Dicle: Biraz serin gelmişti ama sen sarılınca ısındım.

Barış: Hmm, biraz daha sarılalım o zaman.

Dicle: Saat kaç ? Geç kalmayacaksam sarılalım.

Barış: Biraz daha vakit var.

Barış, Dicle'den onayı aldıktan sonra, Dicle'nin yanına geçip Dicle'nin başını göğsüne aldı. Bir süre öylece kaldılar. Ama Dicle sık sık iç çekiyor, gözlerini açıyor, hareketleniyordu.

Barış: Sevgilim, senin için önemli bir gün biliyorum, ama pozitif ol. Nasıl enerjiler gönderirsen öyle enerjileri geri alırsın. Bir nevi karma.

Dicle: Tamam, deneyeceğim. Ama yine de gerginliğimi atamıyorum. Neyse, kalkalım mı ? Geç kalmak istemiyorum.

Barış: Kalkalım.

Dicle yatakta doğruldu, ellerini saçlarına geçirip başını öne eğdi bir süre. Barış bu sırada çoktan kalkmıştı. Dicle'nin tarafına geçip elini uzattı Dicle'ye. Dicle de son kez iç çekip Barış'tan destek alarak kalktı.

Kahvaltı masasına geçtiler. Dicle, Barış'ın tostunu ve omletini görünce tebessüm etti. Her şeyi ince ince düşünmesi çok hoşuna gidiyordu. Barış çayları koyarken Dicle bir tostu alıp kenarlarını kemirmeye başlamıştı. Barış çayları koyup geldiğinde Dicle'nin yemeğe başlamış olacağıı tahmin etmemişti ama hoşuna gitmişti.

Barış: Birileri acıkmış bakıyorum.

Dicle: Barış Havas tostuna her zaman açım.
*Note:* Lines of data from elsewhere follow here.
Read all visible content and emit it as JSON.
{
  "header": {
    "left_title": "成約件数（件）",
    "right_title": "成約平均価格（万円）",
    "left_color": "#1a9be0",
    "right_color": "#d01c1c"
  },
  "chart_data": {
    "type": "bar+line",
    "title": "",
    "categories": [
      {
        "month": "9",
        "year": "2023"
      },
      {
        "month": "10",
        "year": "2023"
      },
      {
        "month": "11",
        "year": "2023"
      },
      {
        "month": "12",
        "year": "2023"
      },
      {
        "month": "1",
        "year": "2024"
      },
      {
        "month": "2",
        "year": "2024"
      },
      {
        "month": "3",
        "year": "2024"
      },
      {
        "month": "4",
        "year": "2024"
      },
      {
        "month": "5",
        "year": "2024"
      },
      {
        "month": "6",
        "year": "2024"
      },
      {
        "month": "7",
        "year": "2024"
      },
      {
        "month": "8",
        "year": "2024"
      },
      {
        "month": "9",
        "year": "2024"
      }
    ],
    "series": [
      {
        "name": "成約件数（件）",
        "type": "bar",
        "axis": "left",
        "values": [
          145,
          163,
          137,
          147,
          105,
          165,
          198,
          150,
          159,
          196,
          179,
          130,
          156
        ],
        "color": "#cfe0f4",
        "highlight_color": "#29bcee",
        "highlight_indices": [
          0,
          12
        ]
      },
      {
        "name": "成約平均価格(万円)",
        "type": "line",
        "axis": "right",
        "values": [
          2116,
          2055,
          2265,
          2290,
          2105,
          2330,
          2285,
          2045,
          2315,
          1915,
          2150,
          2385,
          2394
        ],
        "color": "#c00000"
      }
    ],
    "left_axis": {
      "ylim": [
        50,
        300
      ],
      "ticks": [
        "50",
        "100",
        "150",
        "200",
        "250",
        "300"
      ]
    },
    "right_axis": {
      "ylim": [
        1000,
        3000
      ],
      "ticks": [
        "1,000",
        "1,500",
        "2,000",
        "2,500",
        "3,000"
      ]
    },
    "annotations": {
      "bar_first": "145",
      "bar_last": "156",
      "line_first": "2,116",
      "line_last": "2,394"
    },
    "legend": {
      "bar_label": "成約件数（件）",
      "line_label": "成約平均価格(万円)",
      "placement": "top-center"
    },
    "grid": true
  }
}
Pek fazla sohbet etmeden kahvaltılarını etmişlerdi. Barış Dicle'nin üstüne gitmek istememişti. Masayı topladıktan sonra üstlerini giyinip arabaya bindiler.

Barış'ın seti bugün erkendi. Dicle'yi ajansa bırakıp ordan hemen geçmesi gerekiyordu. Öyle de yaptı.

Dicle ajansın kapısından içeri girdi yavaşça. Kötü bir şey olacaktı sanki, aykaları ilerlemek istemiyordu. Uzun uğraşlar sonucu Ceyda'nın kapısına gelmişti. Derin bir nefes alıp kapıyı tıklattı.